During this pandemic year, I have spent a lot of time praying for the children of alcoholics and addicts, trapped by one disease that demands we all stay at home — and cornered by another that can turn a loving parent into a frightening abuser at the drop of an ice cube, the squeak of a Chardonnay cork.
I love and miss my mother, gone for almost 15 years, but I cannot imagine having to live through a lockdown with her while she was drinking; the holidays were bad enough.

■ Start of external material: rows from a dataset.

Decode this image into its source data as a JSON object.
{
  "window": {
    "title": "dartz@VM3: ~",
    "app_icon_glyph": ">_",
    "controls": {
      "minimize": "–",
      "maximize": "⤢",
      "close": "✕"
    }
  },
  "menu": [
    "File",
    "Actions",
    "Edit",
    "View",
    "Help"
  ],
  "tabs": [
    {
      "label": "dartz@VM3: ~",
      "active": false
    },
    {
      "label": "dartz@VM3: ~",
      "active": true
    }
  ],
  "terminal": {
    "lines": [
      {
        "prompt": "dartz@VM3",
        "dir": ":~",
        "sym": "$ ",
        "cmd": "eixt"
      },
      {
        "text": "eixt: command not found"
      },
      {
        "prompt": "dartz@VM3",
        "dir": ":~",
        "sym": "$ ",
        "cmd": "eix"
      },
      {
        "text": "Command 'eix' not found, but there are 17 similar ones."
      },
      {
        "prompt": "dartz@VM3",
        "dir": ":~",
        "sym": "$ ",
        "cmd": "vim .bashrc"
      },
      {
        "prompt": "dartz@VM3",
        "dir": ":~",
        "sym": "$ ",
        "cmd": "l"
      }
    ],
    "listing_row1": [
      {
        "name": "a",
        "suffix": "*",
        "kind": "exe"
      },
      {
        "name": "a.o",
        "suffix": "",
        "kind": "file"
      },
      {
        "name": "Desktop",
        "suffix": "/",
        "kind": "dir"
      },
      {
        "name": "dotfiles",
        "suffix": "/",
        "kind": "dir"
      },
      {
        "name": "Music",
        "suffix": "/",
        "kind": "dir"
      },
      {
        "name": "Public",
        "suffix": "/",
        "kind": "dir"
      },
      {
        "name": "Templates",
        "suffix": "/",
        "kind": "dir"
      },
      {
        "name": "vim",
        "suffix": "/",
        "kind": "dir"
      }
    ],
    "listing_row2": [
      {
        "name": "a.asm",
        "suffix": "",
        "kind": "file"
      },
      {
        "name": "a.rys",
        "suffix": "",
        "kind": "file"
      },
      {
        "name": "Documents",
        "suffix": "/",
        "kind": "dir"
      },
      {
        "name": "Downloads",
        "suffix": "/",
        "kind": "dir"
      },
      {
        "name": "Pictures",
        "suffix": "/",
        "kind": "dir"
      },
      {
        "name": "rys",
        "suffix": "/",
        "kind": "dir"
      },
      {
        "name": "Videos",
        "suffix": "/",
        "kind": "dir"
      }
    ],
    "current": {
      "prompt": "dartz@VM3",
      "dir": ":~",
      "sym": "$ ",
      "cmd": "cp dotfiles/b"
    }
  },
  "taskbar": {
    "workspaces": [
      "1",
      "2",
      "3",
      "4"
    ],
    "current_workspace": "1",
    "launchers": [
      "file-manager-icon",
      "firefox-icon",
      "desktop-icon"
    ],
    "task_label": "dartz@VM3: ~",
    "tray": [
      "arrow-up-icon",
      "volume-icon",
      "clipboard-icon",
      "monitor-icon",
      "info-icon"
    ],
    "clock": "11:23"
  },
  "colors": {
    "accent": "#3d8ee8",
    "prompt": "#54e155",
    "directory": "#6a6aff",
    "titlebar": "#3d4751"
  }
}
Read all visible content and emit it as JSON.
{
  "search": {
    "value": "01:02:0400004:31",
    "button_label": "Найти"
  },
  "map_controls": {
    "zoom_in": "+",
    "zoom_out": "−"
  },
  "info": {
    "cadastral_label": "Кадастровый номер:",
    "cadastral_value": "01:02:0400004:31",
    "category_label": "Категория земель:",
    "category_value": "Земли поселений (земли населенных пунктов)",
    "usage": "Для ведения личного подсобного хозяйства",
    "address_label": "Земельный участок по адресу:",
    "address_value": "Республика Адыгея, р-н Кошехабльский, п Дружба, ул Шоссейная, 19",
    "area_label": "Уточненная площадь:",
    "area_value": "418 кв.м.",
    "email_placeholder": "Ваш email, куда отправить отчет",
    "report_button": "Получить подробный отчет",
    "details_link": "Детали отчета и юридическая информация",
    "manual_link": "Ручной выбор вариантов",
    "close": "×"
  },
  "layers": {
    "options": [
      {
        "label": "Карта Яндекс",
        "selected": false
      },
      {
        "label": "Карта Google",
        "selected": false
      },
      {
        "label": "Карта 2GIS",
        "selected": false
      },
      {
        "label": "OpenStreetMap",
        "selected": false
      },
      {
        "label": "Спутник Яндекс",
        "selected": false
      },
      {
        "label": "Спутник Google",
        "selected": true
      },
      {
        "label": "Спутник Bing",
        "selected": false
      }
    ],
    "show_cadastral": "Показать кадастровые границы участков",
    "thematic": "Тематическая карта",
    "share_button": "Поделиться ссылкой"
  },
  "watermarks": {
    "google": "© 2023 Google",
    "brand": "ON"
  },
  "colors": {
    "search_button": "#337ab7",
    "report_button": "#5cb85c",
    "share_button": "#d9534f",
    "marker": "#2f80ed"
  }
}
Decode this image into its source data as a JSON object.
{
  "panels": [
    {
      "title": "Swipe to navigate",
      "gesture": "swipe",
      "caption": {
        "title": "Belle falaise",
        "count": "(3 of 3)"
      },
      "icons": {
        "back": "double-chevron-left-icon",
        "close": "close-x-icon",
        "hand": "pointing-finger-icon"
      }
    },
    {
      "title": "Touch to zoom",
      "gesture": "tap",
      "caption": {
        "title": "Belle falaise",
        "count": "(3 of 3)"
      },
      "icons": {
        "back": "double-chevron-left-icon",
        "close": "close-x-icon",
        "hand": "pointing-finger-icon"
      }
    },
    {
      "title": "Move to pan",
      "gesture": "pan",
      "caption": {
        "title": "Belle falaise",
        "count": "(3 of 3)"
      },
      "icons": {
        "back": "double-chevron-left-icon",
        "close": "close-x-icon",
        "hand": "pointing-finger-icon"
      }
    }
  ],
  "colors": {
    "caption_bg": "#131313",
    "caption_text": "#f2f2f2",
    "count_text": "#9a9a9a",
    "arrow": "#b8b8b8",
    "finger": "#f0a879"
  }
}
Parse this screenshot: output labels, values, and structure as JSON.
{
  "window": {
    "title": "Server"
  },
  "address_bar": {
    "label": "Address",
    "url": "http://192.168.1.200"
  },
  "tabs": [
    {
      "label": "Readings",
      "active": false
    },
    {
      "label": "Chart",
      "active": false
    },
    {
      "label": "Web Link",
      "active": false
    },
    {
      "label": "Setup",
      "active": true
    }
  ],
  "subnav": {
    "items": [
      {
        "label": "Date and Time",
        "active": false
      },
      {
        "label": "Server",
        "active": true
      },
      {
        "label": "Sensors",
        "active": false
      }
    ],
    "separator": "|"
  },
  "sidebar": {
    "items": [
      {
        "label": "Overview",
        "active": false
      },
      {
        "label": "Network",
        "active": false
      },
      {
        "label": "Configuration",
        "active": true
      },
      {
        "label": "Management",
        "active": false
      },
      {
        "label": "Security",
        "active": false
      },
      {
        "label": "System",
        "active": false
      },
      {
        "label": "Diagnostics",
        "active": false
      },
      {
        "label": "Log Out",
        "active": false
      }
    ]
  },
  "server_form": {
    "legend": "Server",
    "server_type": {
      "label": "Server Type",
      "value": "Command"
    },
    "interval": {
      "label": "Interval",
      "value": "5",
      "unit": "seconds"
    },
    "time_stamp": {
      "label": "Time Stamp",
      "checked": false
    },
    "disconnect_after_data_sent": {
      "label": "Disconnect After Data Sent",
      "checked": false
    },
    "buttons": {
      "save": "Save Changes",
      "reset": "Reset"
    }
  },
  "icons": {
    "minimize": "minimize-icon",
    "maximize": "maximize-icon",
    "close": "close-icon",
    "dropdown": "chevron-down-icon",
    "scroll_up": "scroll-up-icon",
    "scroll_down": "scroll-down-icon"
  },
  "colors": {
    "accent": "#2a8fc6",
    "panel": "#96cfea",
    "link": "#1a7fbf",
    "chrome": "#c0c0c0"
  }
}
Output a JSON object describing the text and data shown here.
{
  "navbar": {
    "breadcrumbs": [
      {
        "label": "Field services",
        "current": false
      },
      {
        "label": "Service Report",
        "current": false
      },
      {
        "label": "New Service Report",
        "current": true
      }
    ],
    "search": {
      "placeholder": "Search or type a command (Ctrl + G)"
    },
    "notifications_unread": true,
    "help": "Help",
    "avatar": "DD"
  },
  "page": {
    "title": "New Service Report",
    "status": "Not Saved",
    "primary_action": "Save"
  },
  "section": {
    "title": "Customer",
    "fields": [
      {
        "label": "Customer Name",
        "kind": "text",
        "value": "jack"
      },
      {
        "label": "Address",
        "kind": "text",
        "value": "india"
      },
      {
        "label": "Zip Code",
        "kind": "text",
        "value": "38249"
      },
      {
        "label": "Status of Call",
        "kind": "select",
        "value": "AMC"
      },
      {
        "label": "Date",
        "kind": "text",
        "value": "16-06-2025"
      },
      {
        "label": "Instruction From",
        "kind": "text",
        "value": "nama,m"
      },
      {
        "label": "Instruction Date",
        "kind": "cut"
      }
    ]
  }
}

For all the joy and beauty they may bring, the holidays are always stressful, even in a non-pandemic year. Joy and beauty take a lot of work and are often snarled up, like all those Christmas lights, with a quest to make everything “perfect” — the decorations, the gifts, the endless baked goods thrown down like a gauntlet by every overachieving food section every year. Is it any wonder so many Christmas traditions are drenched in alcohol — what is eggnog if not a yearly attempt to prove that a person can drink anything if there’s enough booze in it?
When I was growing up, Christmas was a stomach-churning time of gleeful anticipation and fatalistic dread. My mother, a lovely, funny, generous woman when she wasn’t soaked in gin, was a high school business education teacher and a very good one. Her job made her, for many years, an expertly controlled alcoholic: She knew exactly when she needed to stop drinking in order to function the next day.